Nina Barbuto of Assemble in Pittsburgh organized virtual summer camps in the summer of 2020 and packed up kits in bags for pick-up. I just published an episode of Make:cast on “Making Creative Space with Assemble’s Nina Barbuto.” Nina founded Assemble as an Arts and Technology Center for youth and adults in Pittsburgh’s Art District in 2011 and she is its director. In my conversation with Nina, I asked her about how difficult it was to create a new space from scratch.
Not working with an existing institution, Nina had to rent space, organize it, and find others to volunteer. It was a lot to assemble. In doing all that hard work, though, she created not just space but a community that cared and contributed to its success.
Nina: It is so hard. I would say do things while you're young, you have all that energy. At the time I was working like four different part-time jobs. And I was just like, okay, let's do this. I would go from one job to another job and then I would go to Assemble and then I'd be at Assemble. And just kept doing that. Then I would take on teaching jobs for Assemble and all that pay would just go to pay her rent. Then we started to branch out and brought on some more teachers and so we were paying those teachers and if there's anything left over that went to go pay rent.

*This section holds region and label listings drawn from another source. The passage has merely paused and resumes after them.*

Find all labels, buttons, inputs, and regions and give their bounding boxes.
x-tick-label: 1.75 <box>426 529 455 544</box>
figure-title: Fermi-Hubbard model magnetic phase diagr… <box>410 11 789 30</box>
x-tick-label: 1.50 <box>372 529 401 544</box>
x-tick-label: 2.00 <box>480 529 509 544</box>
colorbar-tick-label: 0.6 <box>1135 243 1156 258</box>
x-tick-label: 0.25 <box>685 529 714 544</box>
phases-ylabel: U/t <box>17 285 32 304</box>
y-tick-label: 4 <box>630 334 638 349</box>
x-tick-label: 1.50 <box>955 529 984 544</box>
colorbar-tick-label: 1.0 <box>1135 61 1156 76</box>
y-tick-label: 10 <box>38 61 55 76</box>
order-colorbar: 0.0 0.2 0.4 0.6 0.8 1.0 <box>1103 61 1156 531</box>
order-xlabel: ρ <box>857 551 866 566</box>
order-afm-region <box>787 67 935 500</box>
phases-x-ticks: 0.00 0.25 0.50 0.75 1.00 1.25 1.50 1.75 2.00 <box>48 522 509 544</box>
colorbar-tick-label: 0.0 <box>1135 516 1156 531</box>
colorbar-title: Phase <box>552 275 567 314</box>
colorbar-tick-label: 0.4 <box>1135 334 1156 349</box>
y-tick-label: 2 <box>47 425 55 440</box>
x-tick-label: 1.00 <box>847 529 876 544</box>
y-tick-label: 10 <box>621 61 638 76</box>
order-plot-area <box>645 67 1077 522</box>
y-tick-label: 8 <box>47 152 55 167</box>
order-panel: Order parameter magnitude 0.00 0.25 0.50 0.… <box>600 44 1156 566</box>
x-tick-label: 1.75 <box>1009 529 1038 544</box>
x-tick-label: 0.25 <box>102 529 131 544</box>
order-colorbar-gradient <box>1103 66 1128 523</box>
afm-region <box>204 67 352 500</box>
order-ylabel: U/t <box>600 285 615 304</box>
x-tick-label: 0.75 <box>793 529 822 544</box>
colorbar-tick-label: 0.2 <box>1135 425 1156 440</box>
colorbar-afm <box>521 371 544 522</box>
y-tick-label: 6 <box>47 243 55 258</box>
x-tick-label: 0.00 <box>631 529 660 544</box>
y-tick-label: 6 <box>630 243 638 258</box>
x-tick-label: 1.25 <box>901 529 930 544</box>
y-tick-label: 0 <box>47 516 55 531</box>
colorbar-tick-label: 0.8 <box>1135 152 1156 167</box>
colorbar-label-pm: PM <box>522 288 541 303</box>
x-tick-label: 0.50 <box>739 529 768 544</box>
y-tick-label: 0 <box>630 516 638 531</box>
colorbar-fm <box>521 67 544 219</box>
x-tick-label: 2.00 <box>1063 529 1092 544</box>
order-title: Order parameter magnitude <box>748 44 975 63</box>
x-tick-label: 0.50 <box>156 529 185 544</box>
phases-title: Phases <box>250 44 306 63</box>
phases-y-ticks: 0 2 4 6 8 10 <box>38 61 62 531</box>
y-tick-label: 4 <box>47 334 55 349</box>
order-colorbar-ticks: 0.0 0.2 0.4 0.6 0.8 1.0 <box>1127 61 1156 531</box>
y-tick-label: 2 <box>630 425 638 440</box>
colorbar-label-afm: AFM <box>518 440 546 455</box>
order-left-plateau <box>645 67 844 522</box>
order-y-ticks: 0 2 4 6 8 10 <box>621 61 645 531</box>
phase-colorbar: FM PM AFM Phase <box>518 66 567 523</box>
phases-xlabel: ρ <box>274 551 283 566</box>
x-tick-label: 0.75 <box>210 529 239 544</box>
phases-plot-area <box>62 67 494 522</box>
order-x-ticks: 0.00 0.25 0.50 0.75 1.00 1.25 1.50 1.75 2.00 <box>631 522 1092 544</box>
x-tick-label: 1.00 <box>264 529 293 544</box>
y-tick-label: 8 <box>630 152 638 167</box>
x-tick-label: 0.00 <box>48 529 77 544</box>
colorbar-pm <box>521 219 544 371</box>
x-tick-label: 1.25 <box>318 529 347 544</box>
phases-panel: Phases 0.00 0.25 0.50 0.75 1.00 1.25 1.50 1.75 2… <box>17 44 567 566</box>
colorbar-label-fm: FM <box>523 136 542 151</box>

But they did it in a volunteer capacity until for the first four years of its existence.
Dale: You willed it into being, as they say.
Nina: Yes, but also too with the sustenance of community. If it wasn't like, hey, people want this, like my reaction to the feedback that I was getting --people love this.
I like to talk about it as it's getting that gravity like gravity is so hard to overcome, but once you're in it, you just have to push a little further and you get a little bit faster. You're like, how do we keep this moving and have it have its own force?
So, kudos to informal educators everywhere who spark creativity and joy in children. They deserve our appreciation for the hard work that they do in their communities.